Clark University, Worcester MA

Investigators

Abstract

Nitrate transporters deliver nutritional nitrogen to (among other organisms) mushroom forming fungi living in symbiosis with tree roots, yet how nitrate transporter genes evolve and their relative significance to forest ecology is not well understood. This project investigates how nitrate transporters have evolved and diversified in function during a mushroom's adaptation to its ecological niche.

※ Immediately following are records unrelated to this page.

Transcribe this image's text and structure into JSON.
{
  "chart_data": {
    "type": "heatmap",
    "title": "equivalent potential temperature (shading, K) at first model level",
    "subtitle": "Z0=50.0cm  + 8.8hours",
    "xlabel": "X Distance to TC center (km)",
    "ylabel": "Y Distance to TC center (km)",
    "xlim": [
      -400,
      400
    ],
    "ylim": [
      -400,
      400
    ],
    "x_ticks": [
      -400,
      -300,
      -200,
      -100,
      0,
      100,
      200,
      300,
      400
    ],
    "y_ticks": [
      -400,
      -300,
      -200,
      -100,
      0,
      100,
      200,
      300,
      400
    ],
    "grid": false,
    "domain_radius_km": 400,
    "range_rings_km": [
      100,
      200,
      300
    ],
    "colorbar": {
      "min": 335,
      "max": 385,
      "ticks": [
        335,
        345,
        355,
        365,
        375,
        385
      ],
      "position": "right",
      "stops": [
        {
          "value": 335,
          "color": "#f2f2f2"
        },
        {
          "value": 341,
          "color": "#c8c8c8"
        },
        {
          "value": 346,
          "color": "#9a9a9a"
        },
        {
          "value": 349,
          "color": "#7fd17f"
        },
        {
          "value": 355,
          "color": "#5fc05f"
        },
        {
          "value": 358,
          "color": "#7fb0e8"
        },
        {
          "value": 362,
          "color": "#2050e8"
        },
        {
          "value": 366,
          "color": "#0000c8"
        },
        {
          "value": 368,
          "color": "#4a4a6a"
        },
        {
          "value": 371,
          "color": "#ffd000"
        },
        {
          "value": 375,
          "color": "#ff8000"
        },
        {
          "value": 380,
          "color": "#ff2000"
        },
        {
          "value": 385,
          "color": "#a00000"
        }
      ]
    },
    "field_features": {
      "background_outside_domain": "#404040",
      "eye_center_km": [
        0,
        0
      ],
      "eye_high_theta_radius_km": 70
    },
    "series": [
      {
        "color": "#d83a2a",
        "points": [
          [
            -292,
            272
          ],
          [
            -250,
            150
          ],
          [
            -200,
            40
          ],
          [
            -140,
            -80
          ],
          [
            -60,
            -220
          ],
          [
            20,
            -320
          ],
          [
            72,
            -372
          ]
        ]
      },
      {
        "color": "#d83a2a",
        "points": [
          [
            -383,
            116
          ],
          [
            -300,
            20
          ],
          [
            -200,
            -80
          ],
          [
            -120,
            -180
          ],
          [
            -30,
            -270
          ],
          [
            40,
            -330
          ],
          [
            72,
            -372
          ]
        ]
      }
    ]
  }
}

Two specific goals of the project are (1) to use DNA and amino acid sequence analysis to develop an hypothesis of the evolution of nitrate transporter genes in the fungi and improve our understanding of fungal taxonomy in some groups and (2) to analyze the patterns of nitrate transporter gene utilization by mushrooms from divergent nitrogen niches under an array of environmental conditions. This project addresses the importance of environmental nitrogen in the biodiversity and evolution of mushroom forming fungi with a specific focus on a group that forms symbiotic associations with trees. Nitrogen pollution is a broad ecological concern specifically implicated in the recent loss of diversity of these forest fungi. Such a loss threatens the resiliency and viability of the forest ecosystems that depend upon them directly. This project will provide a molecular framework for developing strategies of bioremediation using mushroom forming fungi to counter the impacts of nitrogen pollution.